Karl Nolle, MdL
Sächsische Zeitung, 18.07.2001
Anzeigen gegen Biedenkopf zu den Akten
Andere Vorwürfe wegen Untreue werden noch geprüft
DRESDEN. Wegen der Vorgänge um das Gästehaus Schevenstraße ist Sachsens Ministerpräsident bald juristisch reingewaschen: Die Staatsanwaltschaft schließt die Akten. Andere Vorwürfe werden weiter geprüft.
Die Staatsanwaltschaft Dresden will jetzt die ersten Strafanzeigen gegen Sachsens Ministerpräsident Kurt Biedenkopf (CDU) zu den Akten legen.
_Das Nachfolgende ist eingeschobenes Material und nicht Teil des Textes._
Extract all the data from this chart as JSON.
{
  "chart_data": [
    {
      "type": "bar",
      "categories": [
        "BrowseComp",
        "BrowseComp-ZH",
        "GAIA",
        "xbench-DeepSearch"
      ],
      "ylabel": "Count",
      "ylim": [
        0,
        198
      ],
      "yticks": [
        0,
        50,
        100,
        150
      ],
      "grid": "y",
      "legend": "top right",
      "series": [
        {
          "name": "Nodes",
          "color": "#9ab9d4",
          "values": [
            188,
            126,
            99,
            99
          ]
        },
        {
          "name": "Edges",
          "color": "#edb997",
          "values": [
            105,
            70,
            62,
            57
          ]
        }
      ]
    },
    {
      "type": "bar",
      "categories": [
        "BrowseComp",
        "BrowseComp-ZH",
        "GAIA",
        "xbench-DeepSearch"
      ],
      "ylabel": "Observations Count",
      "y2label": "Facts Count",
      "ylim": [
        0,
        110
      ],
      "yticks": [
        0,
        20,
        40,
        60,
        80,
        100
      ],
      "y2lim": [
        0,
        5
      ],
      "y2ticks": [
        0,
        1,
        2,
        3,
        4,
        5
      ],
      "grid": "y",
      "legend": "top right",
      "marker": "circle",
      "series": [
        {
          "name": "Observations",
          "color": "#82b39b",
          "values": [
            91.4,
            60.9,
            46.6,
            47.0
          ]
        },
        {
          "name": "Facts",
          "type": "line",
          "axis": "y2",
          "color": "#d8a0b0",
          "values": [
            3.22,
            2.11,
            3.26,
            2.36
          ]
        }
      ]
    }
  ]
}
Es bestehe wegen der Vorgänge um das Gästehaus auf der Schevenstraße kein Anfangstatverdacht wegen strafrechtlich relevanten Verhaltens, sagte Oberstaatsanwalt Claus Bogner der SZ. Biedenkopf war wegen unverhältnismäßig niedriger Mieten für die Wohnung im Gästehaus politisch unter Druck geraten und zahlte 122 000 Mark nach.
Jüngere Strafanzeigen gegen den Ministerpräsidenten wegen Steuerhinterziehung und des Verdachts der Untreue würden weiter geprüft, sagte Bogner. Derzeit laufen insgesamt 13 Strafanzeigen gegen Biedenkopf aus dem Zeitraum Mitte April bis Ende Juni. „Die meisten Anzeigen stammen von Privatpersonen, die sich allein auf die Berichterstattung in den Medien berufen", so Bogner. „Auch den fragwürdigsten Vorwürfen müssen wir trotzdem nachgehen."
Unterdessen kritisierte der SPD-Landtagsabgeordnete Karl Nolle, dass die Staatsanwaltschaft zu lange brauche, um Ergebnisse vorzulegen. Nolle hatte Anzeige wegen des Verdachts der Untreue aufgrund der Bewachung des Biedenkopf-Ferienhauses am Chiemsee gestellt. „Die Staatsanwaltschaft spielt im Interesse ihres obersten Dienstherrn auf Zeit", sagte Nolle. Es sei bekannt, „dass die Staatsanwaltschaften in Sachsen nicht frei von Einflüssen der Landesregierung sind". Oberstaatsanwalt Bogner wies dies als „aus der Luft gegriffen" zurück. „Solche Anschuldigungen lassen sich leicht formulieren, wenn die Justiz nicht die gewünschten Ergebnisse liefert."